You complain about course catalogs that include classes on transgender health disparities. God forbid. You really think it’s not worth anyone’s time to study the health and wellness of trans people? Is it not worth anyone’s time to take a class from a leading expert on transgender health who’s gotten awards from National Institutes of Health? Should we just ignore the fact that trans people have high rates of mental health issues and suicide and are less likely to have health insurance than heterosexual or LGB individuals? And even if trans people didn’t have poor health outcomes, do trans issues warrant no attention from academics and students?
And, in fact, I think it’s great that someone is a specialist in transgender health in the same way it’s great that someone is a specialist in Fermentation Science, Russian adultery novels, and the Science of Facial Reconstruction. You don’t seem outraged by those highly-specialized fields (perhaps because your outrage was just a cover for your transphobia). Shouldn’t we support broad-ranging intellectual curiosity?
You caution students from taking courses with titles they can’t understand, including a literature course on “Romantic Extremities.” A quick search clarified that the course is about the “romantic fascination with psychological, political, aesthetic, and geographical extremes.” Should no one bother reading Lord Byron, Samuel Taylor Coleridge, Jane Austen, or William Blake, all authors listed in the syllabus?

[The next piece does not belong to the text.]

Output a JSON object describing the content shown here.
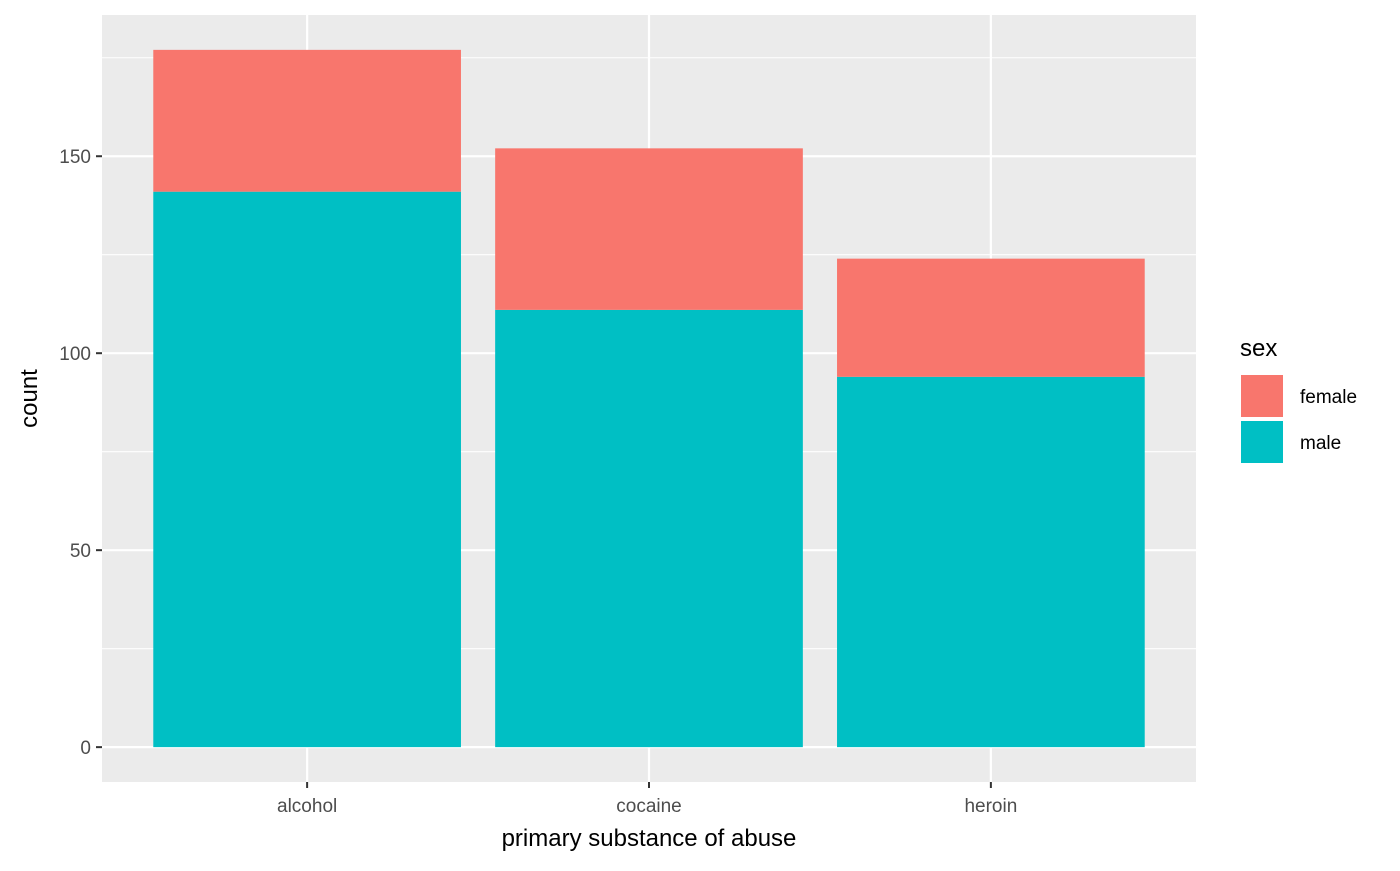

Sure, your list of recommended courses (“Econ. Latin. Great Books. Con Law. Plato. Austen. Milton. Dante. Nietzsche.”) is a great start for someone entering college. But why not supplement the study of canonical literature and social thought with courses that broaden your horizons? If you’re not careful, the above list might mean only reading words and works by white people. Do you really think white people are the only ones with valuable contributions to intellectual, social, and political history?
Hopefully you were just kidding and I’ve wasted my breath.